I am not entirely sure why the author uses 'boomerang' - she may be apropos with that metaphor, or has something in mind I'm missing?

But the whole 'overshoot' and then deal with it later, smacks as a passive engaging in 'bargaining psychology' - perhaps that's we are there as a species along the denial-acceptance arc, but that's optimistic too, if I'm asked...

In Psycho-babble vernacular, the behavior has a formal definition.  But for brevity.. it's basically when faced acceptance ugly realities, a human (or group thereof) will evade by relying on plausibility to ameliorate the angst they don't want to accept.  

At some point along the way the consensus of the science community ( and anyone else with arithmetic mentality ... ) came to the easy calculation, or intuitive awareness that 'Humanity will likely overshoot that ceiling'  ...above which we are shown the Fermian door ...

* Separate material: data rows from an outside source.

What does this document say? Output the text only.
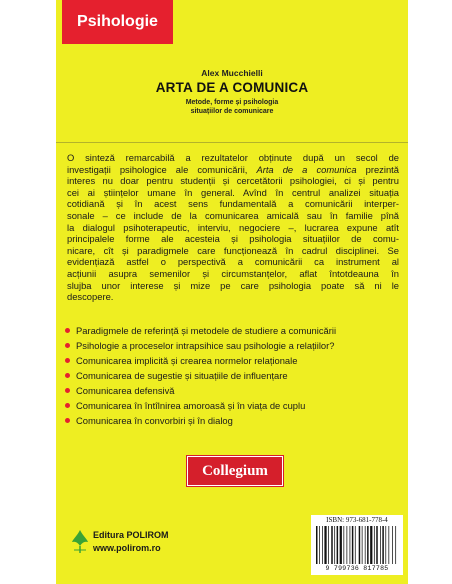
Psihologie
Alex Mucchielli
ARTA DE A COMUNICA
Metode, forme și psihologia
situațiilor de comunicare
O sinteză remarcabilă a rezultatelor obținute după un secol de
investigații psihologice ale comunicării, Arta de a comunica prezintă
interes nu doar pentru studenții și cercetătorii psihologiei, ci și pentru
cei ai științelor umane în general. Avînd în centrul analizei situația
cotidiană și în acest sens fundamentală a comunicării interper-
sonale – ce include de la comunicarea amicală sau în familie pînă
la dialogul psihoterapeutic, interviu, negociere –, lucrarea expune atît
principalele forme ale acesteia și psihologia situațiilor de comu-
nicare, cît și paradigmele care funcționează în cadrul disciplinei. Se
evidențiază astfel o perspectivă a comunicării ca instrument al
acțiunii asupra semenilor și circumstanțelor, aflat întotdeauna în
slujba unor interese și mize pe care psihologia poate să ni le
descopere.
Paradigmele de referință și metodele de studiere a comunicării
Psihologie a proceselor intrapsihice sau psihologie a relațiilor?
Comunicarea implicită și crearea normelor relaționale
Comunicarea de sugestie și situațiile de influențare
Comunicarea defensivă
Comunicarea în întîlnirea amoroasă și în viața de cuplu
Comunicarea în convorbiri și în dialog
Collegium
Editura POLIROM
www.polirom.ro
ISBN: 973-681-778-4
9 799736 817785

And that is when the machinery of bargaining kicked in.  Because overshoot doesn't sound like an ultimatum?  I sounds like room to negotiate for how much or little the overshoot can happen. 

That may be okay... by some even.  But that is not how it will work.  Humans don't do that.  You give them an inch, they take a mile.  That's what happens.  They'll push the overshoot further and further...

I agree that is a bad idea.  It's just my own op-ed

 

I'm not sure how many understand the whole concept of a runaway greenhouse effect or how a chain reaction works.  That's basically what's going to happen here.  Think of nuclear meltdown-- even if we somehow "boomerang" from that, the damage is already done, and in this case it's actually worse than a nuclear meltdown because on the scale of the planet, things will keep getting worse even after the meltdown stops....

It also reminds me of the chemical industry and Dow and the pesticide chlorpyrifos which damages developing brains.  Dow asked California to let them use more of it than regulations allowed, promising they would use less the following year and it would all even out in the end.  In typical corrupt corporate form, they never used less....and it had to be outright banned in CA (it's banned here in NY too.)